The VisionHelp Blog

July 18, 2010

CATS WHO SUCCEED – Part 3

Filed under: Convergence Insufficiency,Facts and Fallacies about Vision Therapy,Vision Therapy Best Practices — Leonard J. Press, O.D., FAAO, FCOVD @ 11:55 am

As a three-time table tennis champion, two-time Olympian, and graduate of Oxford University, Matthew Syed is what some might call the consummate scholar-athlete.  His recently published book on the science of success makes some excellent points pertinent to our discussion.  If you liked Malcolm Gladwell’s book, Outliers, you will love this book.  (And if you haven’t read Gladwell’s book, what are you waiting for?)

The basic premise is that success stems from many hours of repeated, purposeful practice.  Elite performers are able to extract more information and detect appropriate visual clues.  Their ability to chunk perceptual information into meaningful wholes and patterns speeds up their visual and motor processing.  Syed spends several chapters getting to the heart of purposeful practice:  what it means, what it take, and how it should be designed and structured.

A couple of years ago I wrote a guest editorial about the role of the placebo effect in the landmark Convergence Insufficiency Treatment Trial (CITT) study.

PRESS – EDITORIAL – CITT PLACEBO – JBO

Designing a good placebo treatment group in research isn’t easy.  The better one does it, the closer the study will come to attaining the full power of the placebo effect, and such was the case for CITT.  The power of the placebo stems from something that Syed and Gladwell write about, which is one’s  internal motivation to improve.

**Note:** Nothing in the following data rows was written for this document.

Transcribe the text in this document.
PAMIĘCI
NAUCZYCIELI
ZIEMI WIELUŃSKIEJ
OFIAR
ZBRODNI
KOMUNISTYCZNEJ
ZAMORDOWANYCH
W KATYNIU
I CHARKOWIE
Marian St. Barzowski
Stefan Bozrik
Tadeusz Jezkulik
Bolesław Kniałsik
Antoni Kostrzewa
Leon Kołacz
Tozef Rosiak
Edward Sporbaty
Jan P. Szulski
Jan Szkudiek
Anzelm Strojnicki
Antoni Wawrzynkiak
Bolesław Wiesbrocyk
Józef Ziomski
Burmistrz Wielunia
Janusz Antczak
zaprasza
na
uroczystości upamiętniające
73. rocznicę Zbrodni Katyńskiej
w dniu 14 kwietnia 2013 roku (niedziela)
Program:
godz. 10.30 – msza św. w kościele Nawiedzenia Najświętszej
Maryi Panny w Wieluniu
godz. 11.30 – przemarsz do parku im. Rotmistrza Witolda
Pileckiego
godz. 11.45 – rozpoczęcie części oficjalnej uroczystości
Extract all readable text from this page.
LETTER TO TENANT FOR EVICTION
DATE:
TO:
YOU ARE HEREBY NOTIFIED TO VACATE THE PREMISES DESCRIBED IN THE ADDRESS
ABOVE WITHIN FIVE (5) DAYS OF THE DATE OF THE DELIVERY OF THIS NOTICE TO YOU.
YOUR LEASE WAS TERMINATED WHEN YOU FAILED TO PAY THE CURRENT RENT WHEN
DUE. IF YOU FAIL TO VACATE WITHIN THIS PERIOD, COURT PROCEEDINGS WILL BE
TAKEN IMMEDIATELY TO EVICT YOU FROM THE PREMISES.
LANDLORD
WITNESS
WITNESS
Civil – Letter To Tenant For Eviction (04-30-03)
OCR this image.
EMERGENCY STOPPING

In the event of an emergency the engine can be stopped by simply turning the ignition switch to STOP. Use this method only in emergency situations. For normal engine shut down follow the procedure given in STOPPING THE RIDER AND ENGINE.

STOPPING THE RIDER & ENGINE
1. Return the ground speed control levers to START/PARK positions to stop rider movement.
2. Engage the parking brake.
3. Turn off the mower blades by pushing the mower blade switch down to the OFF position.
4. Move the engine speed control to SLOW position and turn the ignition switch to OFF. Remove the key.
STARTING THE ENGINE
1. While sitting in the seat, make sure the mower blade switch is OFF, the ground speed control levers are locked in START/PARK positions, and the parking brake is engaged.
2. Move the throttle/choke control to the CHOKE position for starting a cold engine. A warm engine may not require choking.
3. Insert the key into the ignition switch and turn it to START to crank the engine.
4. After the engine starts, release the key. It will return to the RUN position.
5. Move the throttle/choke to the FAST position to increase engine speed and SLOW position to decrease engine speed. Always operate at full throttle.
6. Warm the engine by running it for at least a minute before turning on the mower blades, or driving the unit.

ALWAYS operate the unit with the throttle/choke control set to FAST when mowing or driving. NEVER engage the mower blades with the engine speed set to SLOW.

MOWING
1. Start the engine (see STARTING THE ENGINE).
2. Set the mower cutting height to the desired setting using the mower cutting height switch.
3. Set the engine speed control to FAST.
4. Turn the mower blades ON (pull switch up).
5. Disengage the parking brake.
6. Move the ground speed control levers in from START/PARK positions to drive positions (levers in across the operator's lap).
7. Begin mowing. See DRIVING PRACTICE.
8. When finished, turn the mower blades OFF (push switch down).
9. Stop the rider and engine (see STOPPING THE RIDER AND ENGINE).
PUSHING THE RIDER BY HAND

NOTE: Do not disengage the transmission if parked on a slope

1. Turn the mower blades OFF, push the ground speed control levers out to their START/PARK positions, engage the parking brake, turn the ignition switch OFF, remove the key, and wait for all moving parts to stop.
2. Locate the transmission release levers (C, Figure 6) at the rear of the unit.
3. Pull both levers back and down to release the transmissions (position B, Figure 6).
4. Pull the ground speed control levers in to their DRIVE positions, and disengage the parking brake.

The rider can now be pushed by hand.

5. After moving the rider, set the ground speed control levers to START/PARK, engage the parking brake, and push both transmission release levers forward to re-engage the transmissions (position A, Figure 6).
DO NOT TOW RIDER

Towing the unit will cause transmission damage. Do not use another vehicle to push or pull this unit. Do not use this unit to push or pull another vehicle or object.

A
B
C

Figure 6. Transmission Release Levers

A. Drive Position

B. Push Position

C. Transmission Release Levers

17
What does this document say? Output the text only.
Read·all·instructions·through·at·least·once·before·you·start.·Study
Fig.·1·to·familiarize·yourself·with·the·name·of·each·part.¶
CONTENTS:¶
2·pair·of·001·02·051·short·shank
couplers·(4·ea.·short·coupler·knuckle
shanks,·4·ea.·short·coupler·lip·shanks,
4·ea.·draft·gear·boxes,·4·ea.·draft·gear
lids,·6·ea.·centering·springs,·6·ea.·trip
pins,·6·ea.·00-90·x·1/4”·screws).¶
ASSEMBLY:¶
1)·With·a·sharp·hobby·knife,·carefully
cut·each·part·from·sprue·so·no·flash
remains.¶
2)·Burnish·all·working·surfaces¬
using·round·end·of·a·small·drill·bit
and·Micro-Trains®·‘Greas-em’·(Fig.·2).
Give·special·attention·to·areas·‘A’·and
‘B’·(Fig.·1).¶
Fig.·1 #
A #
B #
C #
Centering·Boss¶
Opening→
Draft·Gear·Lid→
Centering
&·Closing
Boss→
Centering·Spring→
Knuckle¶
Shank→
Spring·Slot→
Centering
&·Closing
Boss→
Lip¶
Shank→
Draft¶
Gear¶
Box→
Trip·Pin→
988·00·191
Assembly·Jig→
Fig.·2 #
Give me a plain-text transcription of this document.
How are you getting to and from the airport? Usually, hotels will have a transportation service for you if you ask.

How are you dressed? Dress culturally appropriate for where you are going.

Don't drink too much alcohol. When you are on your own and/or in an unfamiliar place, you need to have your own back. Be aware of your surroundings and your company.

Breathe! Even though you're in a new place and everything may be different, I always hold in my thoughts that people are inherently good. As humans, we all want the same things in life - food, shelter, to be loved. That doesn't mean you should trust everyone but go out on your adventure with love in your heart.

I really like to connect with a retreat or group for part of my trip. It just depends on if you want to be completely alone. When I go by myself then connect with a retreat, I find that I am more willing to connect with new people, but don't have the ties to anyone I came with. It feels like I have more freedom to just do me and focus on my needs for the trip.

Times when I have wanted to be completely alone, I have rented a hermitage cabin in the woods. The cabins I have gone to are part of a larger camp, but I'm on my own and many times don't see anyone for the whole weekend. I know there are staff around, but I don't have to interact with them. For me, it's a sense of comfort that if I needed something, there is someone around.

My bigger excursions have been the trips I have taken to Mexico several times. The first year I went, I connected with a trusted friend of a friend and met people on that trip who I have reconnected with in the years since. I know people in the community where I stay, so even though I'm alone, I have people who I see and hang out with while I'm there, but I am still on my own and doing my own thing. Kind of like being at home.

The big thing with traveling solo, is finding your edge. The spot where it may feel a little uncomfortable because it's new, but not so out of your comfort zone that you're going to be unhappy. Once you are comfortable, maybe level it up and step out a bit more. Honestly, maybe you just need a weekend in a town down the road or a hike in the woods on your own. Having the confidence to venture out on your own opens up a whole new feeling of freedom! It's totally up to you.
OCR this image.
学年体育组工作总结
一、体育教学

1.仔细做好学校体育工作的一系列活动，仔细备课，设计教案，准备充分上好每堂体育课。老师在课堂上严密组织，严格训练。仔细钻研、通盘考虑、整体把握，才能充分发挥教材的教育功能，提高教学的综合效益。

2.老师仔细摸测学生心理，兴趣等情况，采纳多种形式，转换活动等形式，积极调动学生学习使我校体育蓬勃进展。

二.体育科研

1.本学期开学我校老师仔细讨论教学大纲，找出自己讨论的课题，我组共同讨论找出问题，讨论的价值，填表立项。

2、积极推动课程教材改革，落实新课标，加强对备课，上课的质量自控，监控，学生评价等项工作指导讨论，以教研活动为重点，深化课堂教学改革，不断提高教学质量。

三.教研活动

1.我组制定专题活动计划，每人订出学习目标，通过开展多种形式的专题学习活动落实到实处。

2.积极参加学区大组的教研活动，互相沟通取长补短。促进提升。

On the surface, the CITT study may appear to be somewhat of an embarrassment to Ophthalmologists who have disputed the basis for Optometric success in vision therapy.  Many years ago, when I was Chief of VT Services at the SUNY College of Optometry, our house pediatric ophthalmologist claimed that he could achieve just as good success as VT by putting patients on what he termed “schmooze control”.  In other words, the basis for success was in the patient’s head, and what they needed was talk therapy.  In essence we supplied them with a sympathetic ear when few others would listen.

Well pediatric ophthalmologists aren’t entirely wrong.  It does turn out that the basis for improvement begins with the patient’s internal motivation to achieve.  The mistake, however, is that while motivation is necessary to succeed it is not sufficient.  To be successful with optometric vision therapy, conditions must be set to have the patient engage in purposeful learning and practice.

The irony is, most critics of vision therapy persist in treating patients with either “schmooze control”, or these days will hand out a computerized program with little if any orientation, and tell the patients to do it and come back if they are having any difficulty.  This hands-off approach is at best a placebo effect.  When we have such good evidence in the field now that a more structured approach to therapy involving in-office visits complemented by home therapy is considerably more effective, isn’t it troubling that professionals would  continue to offer their patients treatment that amounts to nothing more than placebo therapy?